# I hurted myself   now i am sad



## frodo (Sep 10, 2016)

was surfing the web, and started coughing,  coughed so hard I passed out
face planted on the floor,  split my eye brow open  and put a knot on it

laid on the floor doing the fish flop


----------



## oldognewtrick (Sep 10, 2016)

Come on man... came home late and she introduced you to the frying pan, didn't she...:nono:    :banana:


----------



## bud16415 (Sep 10, 2016)

Whenever I do that I stand up and start screaming &#8220;Adrian Adrian&#8221;.


----------



## Chris (Sep 10, 2016)

I've never coughed so hard I passed out. Sounds amazing.


----------



## havasu (Sep 10, 2016)

Me thinks you are doing it wrong...

https://en.wikipedia.org/wiki/Erotic_asphyxiation

:rofl:


----------



## slownsteady (Sep 10, 2016)

Frodo: make that photo your new avatar.
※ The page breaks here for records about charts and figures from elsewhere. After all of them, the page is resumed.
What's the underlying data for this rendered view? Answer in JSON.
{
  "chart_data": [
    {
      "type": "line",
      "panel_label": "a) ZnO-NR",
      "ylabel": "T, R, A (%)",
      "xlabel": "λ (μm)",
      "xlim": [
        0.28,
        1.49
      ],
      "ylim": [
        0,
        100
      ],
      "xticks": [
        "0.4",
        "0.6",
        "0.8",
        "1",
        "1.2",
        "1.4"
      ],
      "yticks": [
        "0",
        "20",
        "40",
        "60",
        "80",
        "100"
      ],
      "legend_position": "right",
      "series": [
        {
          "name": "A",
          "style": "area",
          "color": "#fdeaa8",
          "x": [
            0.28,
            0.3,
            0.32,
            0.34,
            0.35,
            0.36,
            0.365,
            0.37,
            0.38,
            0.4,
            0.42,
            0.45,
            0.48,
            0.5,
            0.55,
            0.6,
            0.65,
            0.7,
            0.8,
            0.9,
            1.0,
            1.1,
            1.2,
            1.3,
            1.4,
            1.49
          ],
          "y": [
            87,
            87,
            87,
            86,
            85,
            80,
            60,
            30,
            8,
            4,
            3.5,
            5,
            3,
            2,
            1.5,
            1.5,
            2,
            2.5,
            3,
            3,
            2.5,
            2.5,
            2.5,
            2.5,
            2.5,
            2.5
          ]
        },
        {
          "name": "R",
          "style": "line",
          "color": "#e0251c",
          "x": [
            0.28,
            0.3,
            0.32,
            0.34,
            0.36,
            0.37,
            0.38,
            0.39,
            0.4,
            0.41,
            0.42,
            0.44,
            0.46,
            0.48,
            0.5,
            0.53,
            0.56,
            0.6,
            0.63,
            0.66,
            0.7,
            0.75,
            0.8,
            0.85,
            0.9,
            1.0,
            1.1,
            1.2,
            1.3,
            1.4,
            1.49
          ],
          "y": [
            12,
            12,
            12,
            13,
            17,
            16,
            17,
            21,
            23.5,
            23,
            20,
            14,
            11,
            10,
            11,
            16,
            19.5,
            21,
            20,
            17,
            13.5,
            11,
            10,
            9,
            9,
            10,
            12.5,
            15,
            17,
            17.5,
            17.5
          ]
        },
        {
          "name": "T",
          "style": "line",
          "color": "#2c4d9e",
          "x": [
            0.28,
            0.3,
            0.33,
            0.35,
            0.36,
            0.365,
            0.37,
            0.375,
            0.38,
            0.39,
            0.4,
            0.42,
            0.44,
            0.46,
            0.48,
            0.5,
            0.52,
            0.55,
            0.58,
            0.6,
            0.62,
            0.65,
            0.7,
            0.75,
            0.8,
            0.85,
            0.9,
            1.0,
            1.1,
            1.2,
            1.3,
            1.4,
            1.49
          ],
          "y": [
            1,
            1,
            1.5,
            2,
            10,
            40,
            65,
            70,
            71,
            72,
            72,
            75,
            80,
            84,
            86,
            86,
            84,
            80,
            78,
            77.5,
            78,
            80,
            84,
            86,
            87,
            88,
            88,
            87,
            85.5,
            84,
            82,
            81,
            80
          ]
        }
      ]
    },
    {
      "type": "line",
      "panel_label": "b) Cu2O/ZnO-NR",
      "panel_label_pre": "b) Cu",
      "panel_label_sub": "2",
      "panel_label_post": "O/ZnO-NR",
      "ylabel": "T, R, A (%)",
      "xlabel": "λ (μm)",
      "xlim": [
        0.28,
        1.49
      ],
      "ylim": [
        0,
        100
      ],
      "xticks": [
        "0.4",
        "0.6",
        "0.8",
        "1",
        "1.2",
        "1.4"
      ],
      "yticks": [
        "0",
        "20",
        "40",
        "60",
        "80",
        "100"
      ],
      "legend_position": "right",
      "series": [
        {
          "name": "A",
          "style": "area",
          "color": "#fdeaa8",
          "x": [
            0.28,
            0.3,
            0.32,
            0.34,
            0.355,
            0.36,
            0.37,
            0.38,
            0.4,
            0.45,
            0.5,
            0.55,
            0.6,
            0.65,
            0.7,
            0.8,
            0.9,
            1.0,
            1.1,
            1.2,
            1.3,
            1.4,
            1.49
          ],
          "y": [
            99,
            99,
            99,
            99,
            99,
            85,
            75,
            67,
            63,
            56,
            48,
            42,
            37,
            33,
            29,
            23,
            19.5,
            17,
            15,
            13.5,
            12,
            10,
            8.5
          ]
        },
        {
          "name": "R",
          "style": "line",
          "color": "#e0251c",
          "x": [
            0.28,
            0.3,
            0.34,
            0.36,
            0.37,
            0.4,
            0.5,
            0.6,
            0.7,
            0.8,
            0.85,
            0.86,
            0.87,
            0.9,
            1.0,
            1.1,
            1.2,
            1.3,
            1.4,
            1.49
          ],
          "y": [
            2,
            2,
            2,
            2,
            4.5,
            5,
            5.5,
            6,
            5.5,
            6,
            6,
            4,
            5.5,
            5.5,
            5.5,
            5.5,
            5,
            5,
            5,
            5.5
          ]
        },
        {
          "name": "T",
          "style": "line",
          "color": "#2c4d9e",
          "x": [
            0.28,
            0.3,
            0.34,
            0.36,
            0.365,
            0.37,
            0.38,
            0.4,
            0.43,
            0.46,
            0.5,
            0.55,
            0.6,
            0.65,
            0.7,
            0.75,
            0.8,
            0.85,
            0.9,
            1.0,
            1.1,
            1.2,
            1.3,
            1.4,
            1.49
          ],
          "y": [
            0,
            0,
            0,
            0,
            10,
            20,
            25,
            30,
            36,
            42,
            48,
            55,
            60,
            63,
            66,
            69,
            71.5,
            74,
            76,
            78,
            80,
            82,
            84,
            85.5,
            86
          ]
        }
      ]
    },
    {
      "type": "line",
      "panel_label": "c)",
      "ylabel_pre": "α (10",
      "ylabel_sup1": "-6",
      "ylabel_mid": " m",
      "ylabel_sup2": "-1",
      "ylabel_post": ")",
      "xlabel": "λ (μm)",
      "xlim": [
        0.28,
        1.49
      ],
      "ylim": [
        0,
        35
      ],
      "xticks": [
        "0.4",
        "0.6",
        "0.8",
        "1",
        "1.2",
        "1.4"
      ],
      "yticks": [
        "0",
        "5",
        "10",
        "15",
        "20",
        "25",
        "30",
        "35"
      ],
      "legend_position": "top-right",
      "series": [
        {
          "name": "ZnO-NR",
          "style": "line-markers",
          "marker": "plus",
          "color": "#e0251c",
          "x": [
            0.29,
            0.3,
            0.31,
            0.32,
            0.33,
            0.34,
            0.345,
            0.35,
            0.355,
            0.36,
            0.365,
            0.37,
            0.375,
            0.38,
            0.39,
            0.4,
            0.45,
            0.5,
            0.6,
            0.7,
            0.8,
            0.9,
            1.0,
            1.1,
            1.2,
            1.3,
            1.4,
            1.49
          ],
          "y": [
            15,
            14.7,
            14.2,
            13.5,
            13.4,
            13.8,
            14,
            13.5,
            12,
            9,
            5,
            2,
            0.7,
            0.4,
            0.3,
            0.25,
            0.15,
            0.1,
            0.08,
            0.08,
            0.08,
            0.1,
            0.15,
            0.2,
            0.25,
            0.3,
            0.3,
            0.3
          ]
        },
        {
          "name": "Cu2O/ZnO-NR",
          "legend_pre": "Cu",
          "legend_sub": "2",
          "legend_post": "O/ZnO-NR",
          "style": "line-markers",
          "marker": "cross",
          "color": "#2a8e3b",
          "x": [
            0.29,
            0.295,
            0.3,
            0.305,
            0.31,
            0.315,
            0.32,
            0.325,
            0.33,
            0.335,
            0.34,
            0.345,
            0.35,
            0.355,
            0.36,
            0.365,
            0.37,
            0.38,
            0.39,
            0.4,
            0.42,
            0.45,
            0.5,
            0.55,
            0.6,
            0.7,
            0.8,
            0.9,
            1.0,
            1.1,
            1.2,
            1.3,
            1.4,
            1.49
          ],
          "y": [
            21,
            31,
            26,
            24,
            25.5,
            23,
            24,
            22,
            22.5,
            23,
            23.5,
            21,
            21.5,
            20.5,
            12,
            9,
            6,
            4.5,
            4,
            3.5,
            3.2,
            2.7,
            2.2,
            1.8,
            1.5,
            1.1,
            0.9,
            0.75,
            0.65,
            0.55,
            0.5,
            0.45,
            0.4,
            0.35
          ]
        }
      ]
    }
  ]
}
Everyone will be scared $hit to argue with you


----------



## inspectorD (Sep 10, 2016)

Frodo...lay off the catnip for a while bud...:rofl:


----------



## frodo (Sep 10, 2016)

now my eye turned black.  i look like i stood up instead of shut up


----------



## slownsteady (Sep 10, 2016)

That'll learn 'ya!


----------



## KULTULZ (Sep 19, 2016)

It's said beauty is only skin deep but ugly goes to the bone... :hide:


----------



## nealtw (Sep 19, 2016)

That can happen to the best of us
http://www.nydailynews.com/news/national/prez-chokes-pretzel-faints-article-1.490564


----------